The Type 21 Convoy was removed in August 1955 and replaced by a Type E Convoy. The technical equipment of the now enlarged unit comprised six radar aerials, (three Type 13s, one 14 Mk 7, one 14 Mk 8 and one Type 15), two RV 10 Control Centres, four RV 540 Cable Carriers, three diesel-powered alternator sets RV 550 and VHF facilities. Each Control Centre contained two PPI consoles, two range/altitude consoles, aerial controls, fighter plotting board and communications. All of this equipment plus the workshop, stores and Unit Administration offices was built on Leyland lorry and trailer chassis.


The Signals Unit ceased operations on 15 July 1958, following the military coup in Baghdad. At the end of October 1958, work began on removing the convoy from the plateau to RAF Habbaniya, the Unit strength was reduced to a closing party of ten.

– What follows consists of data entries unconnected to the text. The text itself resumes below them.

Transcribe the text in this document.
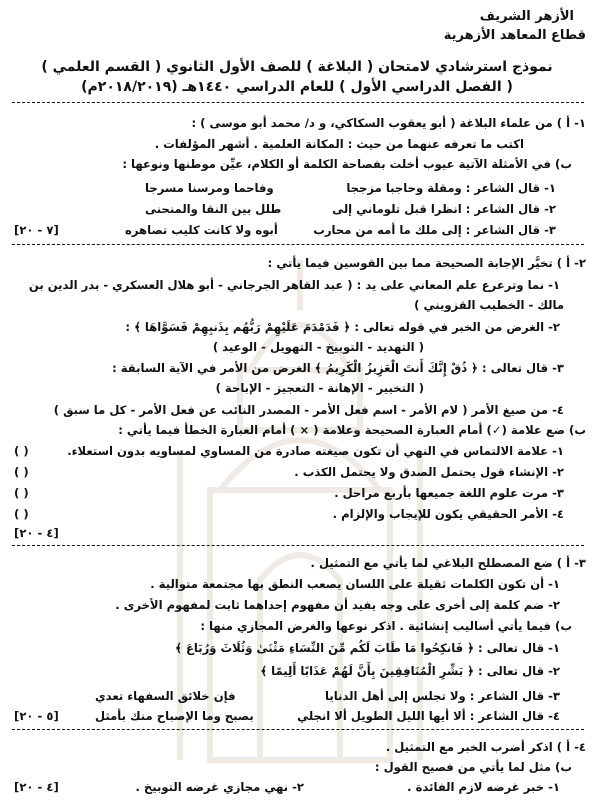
الأزهر الشريف
قطاع المعاهد الأزهرية
نموذج استرشادي لامتحان ( البلاغة ) للصف الأول الثانوي ( القسم العلمي )
( الفصل الدراسي الأول ) للعام الدراسي ١٤٤٠هـ (٢٠١٨/٢٠١٩م)
١- أ ) من علماء البلاغة ( أبو يعقوب السكاكي، و د/ محمد أبو موسى ) :
اكتب ما تعرفه عنهما من حيث : المكانة العلمية . أشهر المؤلفات .
ب) في الأمثلة الآتية عيوب أخلت بفصاحة الكلمة أو الكلام، عيِّن موطنها ونوعها :
١- قال الشاعر : ومقلة وحاجبا مزججا
وفاحما ومرسنا مسرجا
٢- قال الشاعر : انظرا قبل تلوماني إلى
طلل بين النقا والمنحنى
٣- قال الشاعر : إلى ملك ما أمه من محارب
أبوه ولا كانت كليب تصاهره
[٧ - ٢٠]
٢- أ ) تخيَّر الإجابة الصحيحة مما بين القوسين فيما يأتي :
١- نما وترعرع علم المعاني على يد : ( عبد القاهر الجرجاني - أبو هلال العسكري - بدر الدين بن
مالك - الخطيب القزويني )
٢- الغرض من الخبر في قوله تعالى : ﴿ فَدَمْدَمَ عَلَيْهِمْ رَبُّهُم بِذَنبِهِمْ فَسَوَّاهَا ﴾ :
( التهديد - التوبيخ - التهويل - الوعيد )
٣- قال تعالى : ﴿ ذُقْ إِنَّكَ أَنتَ الْعَزِيزُ الْكَرِيمُ ﴾ الغرض من الأمر في الآية السابقة :
( التخيير - الإهانة - التعجيز - الإباحة )
٤- من صيغ الأمر ( لام الأمر - اسم فعل الأمر - المصدر النائب عن فعل الأمر - كل ما سبق )
ب) ضع علامة (✓) أمام العبارة الصحيحة وعلامة ( × ) أمام العبارة الخطأ فيما يأتي :
١- علامة الالتماس في النهي أن تكون صيغته صادرة من المساوي لمساويه بدون استعلاء.
( )
٢- الإنشاء قول يحتمل الصدق ولا يحتمل الكذب .
( )
٣- مرت علوم اللغة جميعها بأربع مراحل .
( )
٤- الأمر الحقيقي يكون للإيجاب والإلزام .
( )
[٤ - ٢٠]
٣- أ ) ضع المصطلح البلاغي لما يأتي مع التمثيل .
١- أن تكون الكلمات ثقيلة على اللسان يصعب النطق بها مجتمعة متوالية .
٢- ضم كلمة إلى أخرى على وجه يفيد أن مفهوم إحداهما ثابت لمفهوم الأخرى .
ب) فيما يأتي أساليب إنشائية . اذكر نوعها والغرض المجازي منها :
١- قال تعالى : ﴿ فَانكِحُوا مَا طَابَ لَكُم مِّنَ النِّسَاءِ مَثْنَىٰ وَثُلَاثَ وَرُبَاعَ ﴾
٢- قال تعالى : ﴿ بَشِّرِ الْمُنَافِقِينَ بِأَنَّ لَهُمْ عَذَابًا أَلِيمًا ﴾
٣- قال الشاعر : ولا تجلس إلى أهل الدنايا
فإن خلائق السفهاء تعدي
٤- قال الشاعر : ألا أيها الليل الطويل ألا انجلي
بصبح وما الإصباح منك بأمثل
[٥ - ٢٠]
٤- أ ) اذكر أضرب الخبر مع التمثيل .
ب) مثل لما يأتي من فصيح القول :
١- خبر غرضه لازم الفائدة .
٢- نهي مجازي غرضه التوبيخ .
[٤ - ٢٠]
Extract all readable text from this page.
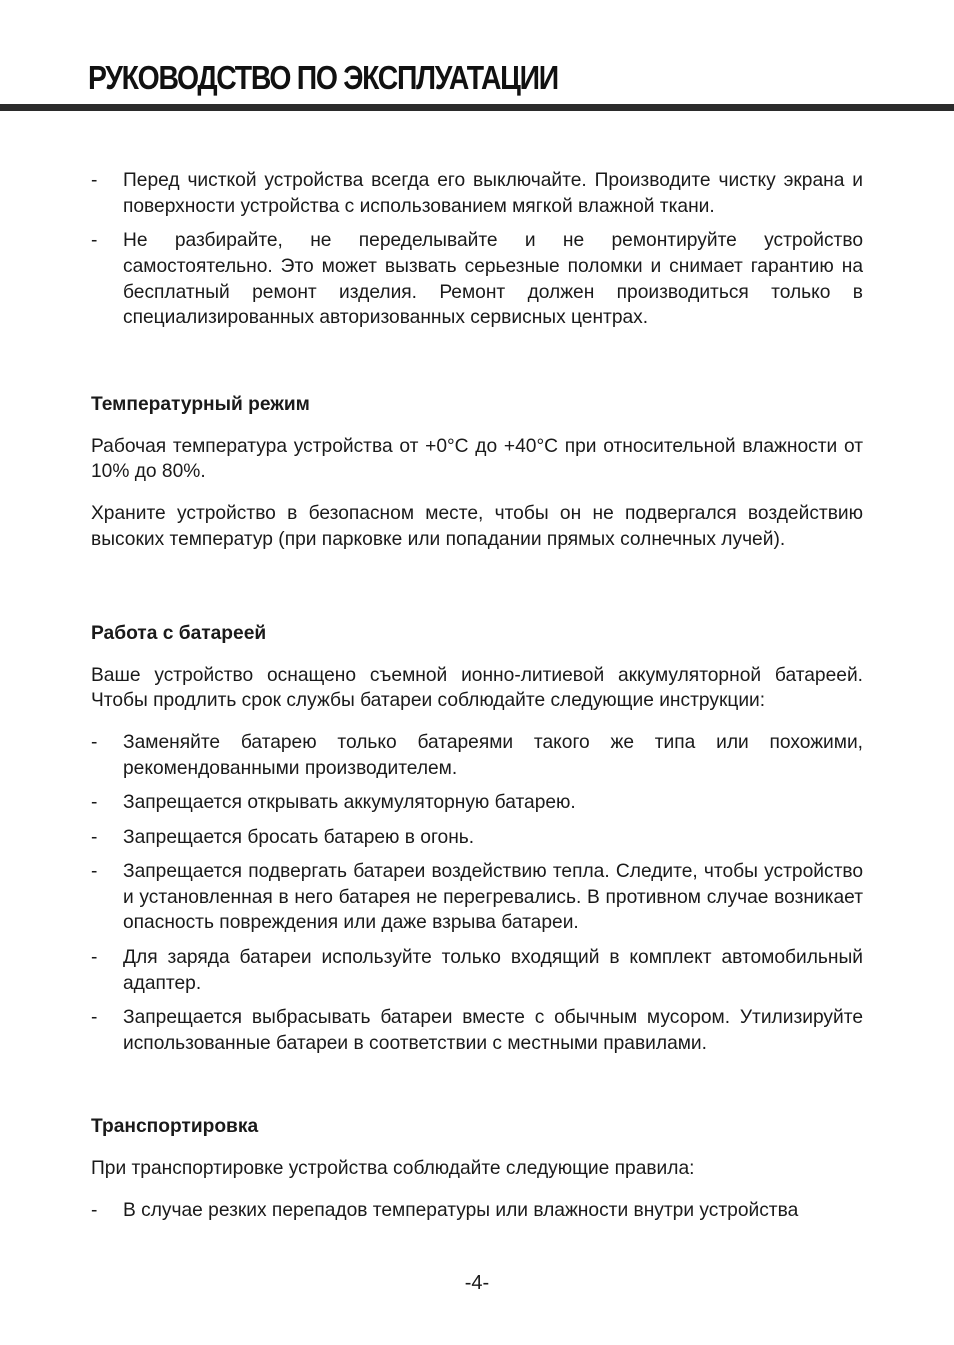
РУКОВОДСТВО ПО ЭКСПЛУАТАЦИИ
- Перед чисткой устройства всегда его выключайте. Производите чистку экрана и поверхности устройства с использованием мягкой влажной ткани.
- Не разбирайте, не переделывайте и не ремонтируйте устройство самостоятельно. Это может вызвать серьезные поломки и снимает гарантию на бесплатный ремонт изделия. Ремонт должен производиться только в специализированных авторизованных сервисных центрах.
Температурный режим

Рабочая температура устройства от +0°С до +40°С при относительной влажности от 10% до 80%.

Храните устройство в безопасном месте, чтобы он не подвергался воздействию высоких температур (при парковке или попадании прямых солнечных лучей).

Работа с батареей

Ваше устройство оснащено съемной ионно-литиевой аккумуляторной батареей. Чтобы продлить срок службы батареи соблюдайте следующие инструкции:

- Заменяйте батарею только батареями такого же типа или похожими, рекомендованными производителем.
- Запрещается открывать аккумуляторную батарею.
- Запрещается бросать батарею в огонь.
- Запрещается подвергать батареи воздействию тепла. Следите, чтобы устройство и установленная в него батарея не перегревались. В противном случае возникает опасность повреждения или даже взрыва батареи.
- Для заряда батареи используйте только входящий в комплект автомобильный адаптер.
- Запрещается выбрасывать батареи вместе с обычным мусором. Утилизируйте использованные батареи в соответствии с местными правилами.
Транспортировка

При транспортировке устройства соблюдайте следующие правила:

- В случае резких перепадов температуры или влажности внутри устройства
-4-
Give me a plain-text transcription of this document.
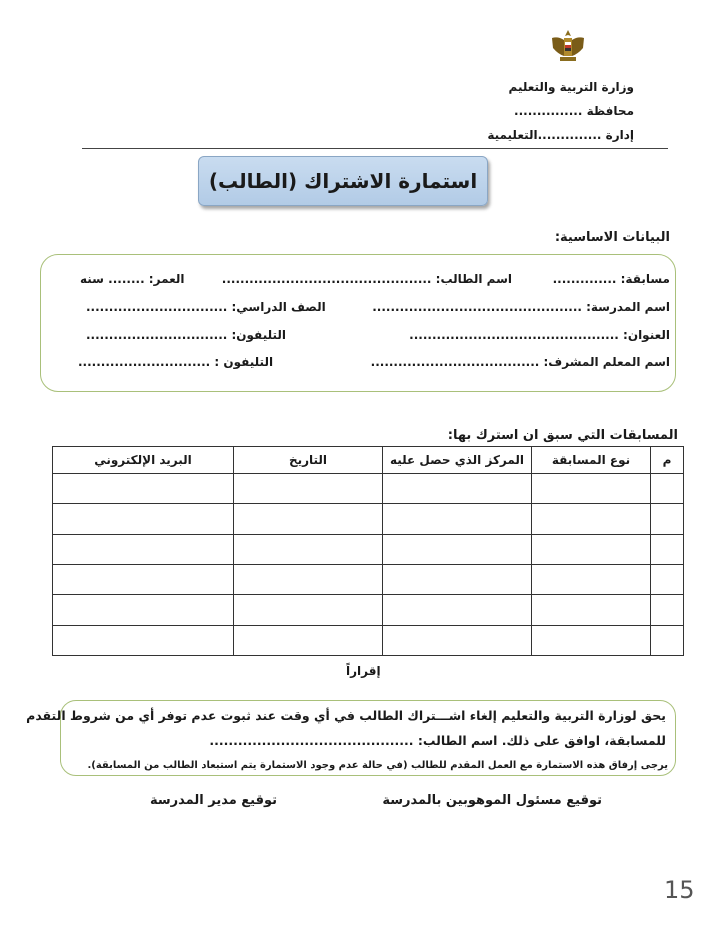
وزارة التربية والتعليم
محافظة ...............
إدارة ..............التعليمية
استمارة الاشتراك (الطالب)
البيانات الاساسية:
مسابقة: ..............
اسم الطالب: ..............................................
العمر: ........ سنه
اسم المدرسة: ..............................................
الصف الدراسي: ...............................
العنوان: ..............................................
التليفون: ...............................
اسم المعلم المشرف: .....................................
التليفون : .............................
المسابقات التي سبق ان استرك بها:
م	نوع المسابقة	المركز الذي حصل عليه	التاريخ	البريد الإلكتروني

إقراراً
يحق لوزارة التربية والتعليم إلغاء اشـــتراك الطالب في أي وقت عند ثبوت عدم توفر أي من شروط التقدم
للمسابقة، اوافق على ذلك. اسم الطالب: ...........................................
يرجى إرفاق هذه الاستمارة مع العمل المقدم للطالب (في حالة عدم وجود الاستمارة يتم استبعاد الطالب من المسابقة).
توقيع مسئول الموهوبين بالمدرسة
توقيع مدير المدرسة
15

At various times during its brief life, 123 Signals Unit had several high-ranking visitors including:

123 Signals Unit, Royal Air Force became operational again, but this time in Aden at RAF Steamer Point during the early 1960s. Situated on high ground above Steamer Point Hospital it enjoyed magnificent views over the famous natural harbour of Aden and Little Aden to the west. After 1967 when British Forces left Aden on Independence, the Unit began operating at Juffair in Bahrain.